While Cladophora sp. possesses efficient screening of UV-B and ultraviolet-A (UV-A) radiation, U. intestinalis was recently shown to have higher DNA repair by UVA-driven photoreactivation than Cladophora sp. [F. Pescheck and W. Bilger, Mar. Biol., 2018, 165, 132]. In the present study, the hypothesis that the screening of UV-A radiation limits internal UV-A availability for photoreactivation in Cladophora sp. was tested.

Both species had identical and much lower fractions of damaged DNA when sampled in situ under direct sunlight as expected based on a photophysical prediction. To quantify the effect of UV-A screening spectrally and physiologically, in vivo UV screening spectra were determined and the UV-A photon flux dependency of photoreactivation was investigated for both species.

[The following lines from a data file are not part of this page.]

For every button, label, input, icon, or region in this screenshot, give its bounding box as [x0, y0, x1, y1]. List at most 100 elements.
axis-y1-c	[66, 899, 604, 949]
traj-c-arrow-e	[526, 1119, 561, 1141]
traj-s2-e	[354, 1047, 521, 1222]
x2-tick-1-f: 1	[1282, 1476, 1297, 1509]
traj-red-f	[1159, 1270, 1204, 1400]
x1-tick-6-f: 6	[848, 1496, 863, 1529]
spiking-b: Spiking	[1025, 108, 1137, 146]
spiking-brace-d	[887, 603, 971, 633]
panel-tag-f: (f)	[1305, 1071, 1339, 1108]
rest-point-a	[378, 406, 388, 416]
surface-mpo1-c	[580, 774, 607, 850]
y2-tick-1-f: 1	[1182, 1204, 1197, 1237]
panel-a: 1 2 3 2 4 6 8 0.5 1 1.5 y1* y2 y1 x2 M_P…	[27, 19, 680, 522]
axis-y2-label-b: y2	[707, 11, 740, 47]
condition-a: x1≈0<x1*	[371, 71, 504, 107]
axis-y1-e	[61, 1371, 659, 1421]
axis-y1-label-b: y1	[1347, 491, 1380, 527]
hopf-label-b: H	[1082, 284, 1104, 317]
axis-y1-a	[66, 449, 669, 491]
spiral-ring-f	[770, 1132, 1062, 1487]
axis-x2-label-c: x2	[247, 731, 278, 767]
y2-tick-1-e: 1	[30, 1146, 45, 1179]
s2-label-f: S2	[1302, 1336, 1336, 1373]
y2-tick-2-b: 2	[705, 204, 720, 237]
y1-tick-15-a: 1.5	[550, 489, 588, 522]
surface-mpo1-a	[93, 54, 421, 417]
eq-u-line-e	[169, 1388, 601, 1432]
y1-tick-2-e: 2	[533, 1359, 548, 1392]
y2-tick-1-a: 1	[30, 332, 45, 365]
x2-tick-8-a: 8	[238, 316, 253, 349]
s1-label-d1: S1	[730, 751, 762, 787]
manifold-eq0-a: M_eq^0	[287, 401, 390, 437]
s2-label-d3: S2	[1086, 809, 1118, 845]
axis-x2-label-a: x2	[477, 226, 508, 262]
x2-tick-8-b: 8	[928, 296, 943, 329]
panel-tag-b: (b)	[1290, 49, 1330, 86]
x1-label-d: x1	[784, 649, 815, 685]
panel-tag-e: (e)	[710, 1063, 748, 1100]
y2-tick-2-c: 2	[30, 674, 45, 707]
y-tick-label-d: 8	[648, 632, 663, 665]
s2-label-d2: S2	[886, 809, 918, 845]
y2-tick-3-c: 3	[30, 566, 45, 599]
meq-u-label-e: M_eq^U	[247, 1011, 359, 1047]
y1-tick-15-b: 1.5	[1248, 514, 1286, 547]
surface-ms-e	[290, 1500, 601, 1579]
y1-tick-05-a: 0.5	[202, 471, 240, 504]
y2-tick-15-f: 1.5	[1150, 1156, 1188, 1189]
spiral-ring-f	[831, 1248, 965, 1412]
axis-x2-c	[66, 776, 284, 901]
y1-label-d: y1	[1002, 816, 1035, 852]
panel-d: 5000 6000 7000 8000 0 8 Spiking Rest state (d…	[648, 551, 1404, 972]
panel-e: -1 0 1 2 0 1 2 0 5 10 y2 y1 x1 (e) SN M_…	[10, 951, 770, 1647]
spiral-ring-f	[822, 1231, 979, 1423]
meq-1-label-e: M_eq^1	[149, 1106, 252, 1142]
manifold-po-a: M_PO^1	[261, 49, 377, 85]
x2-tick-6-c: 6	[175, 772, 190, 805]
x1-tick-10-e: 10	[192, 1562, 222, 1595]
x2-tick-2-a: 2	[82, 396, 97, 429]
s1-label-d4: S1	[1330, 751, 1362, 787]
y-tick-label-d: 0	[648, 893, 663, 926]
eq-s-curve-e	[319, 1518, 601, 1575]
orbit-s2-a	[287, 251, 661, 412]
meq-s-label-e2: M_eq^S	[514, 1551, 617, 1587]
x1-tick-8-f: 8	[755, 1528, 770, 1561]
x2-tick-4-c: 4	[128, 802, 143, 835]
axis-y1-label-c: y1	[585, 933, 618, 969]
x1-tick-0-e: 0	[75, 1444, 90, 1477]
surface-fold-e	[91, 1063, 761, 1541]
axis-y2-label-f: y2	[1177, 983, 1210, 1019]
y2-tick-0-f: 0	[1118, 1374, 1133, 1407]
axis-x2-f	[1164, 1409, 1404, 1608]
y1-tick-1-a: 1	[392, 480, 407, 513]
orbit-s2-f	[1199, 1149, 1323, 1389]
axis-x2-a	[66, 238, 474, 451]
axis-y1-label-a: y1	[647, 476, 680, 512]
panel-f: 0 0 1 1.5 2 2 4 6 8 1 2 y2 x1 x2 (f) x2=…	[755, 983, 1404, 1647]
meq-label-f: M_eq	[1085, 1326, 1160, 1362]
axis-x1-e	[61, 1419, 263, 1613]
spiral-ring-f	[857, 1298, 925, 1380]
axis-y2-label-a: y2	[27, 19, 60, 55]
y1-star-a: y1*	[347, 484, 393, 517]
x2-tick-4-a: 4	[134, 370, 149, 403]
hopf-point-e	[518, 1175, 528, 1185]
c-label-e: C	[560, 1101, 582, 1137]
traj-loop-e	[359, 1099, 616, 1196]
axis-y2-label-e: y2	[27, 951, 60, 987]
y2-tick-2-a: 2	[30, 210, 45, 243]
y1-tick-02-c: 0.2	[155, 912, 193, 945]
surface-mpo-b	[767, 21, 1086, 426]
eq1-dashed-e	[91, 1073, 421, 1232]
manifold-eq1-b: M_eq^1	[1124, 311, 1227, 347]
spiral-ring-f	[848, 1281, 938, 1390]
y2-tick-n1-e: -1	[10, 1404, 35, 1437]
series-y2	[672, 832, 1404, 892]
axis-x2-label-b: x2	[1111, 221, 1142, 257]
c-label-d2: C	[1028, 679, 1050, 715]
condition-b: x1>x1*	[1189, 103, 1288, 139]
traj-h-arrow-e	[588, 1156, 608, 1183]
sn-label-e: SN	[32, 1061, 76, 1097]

Identical intrinsic photoreactivation rates were revealed by the applied correction for internal UV-A photon flux density and under irradiation with visible radiation which is not screened by the UV absorbing compounds in Cladophora sp. Natural sunlight was weighted with in vivo action spectra for DNA damage induction and light-dependent repair.

The resulting spectrum was further corrected for the apparent UV screening spectra of both species to calculate the species-specific internal ratios of DNA damaging and photoreactivating photons. This photophysical modelling improves the understanding of UV damage and tolerance mechanisms in the two co-occurring green macroalgae under solar irradiation.

Citation

Pescheck, F., 2019. UV-A screening in Cladophora sp. lowers internal UV-A availability and photoreactivation as compared to non-UV screening in Ulva intestinalis. Photochemical & Photobiological Sciences.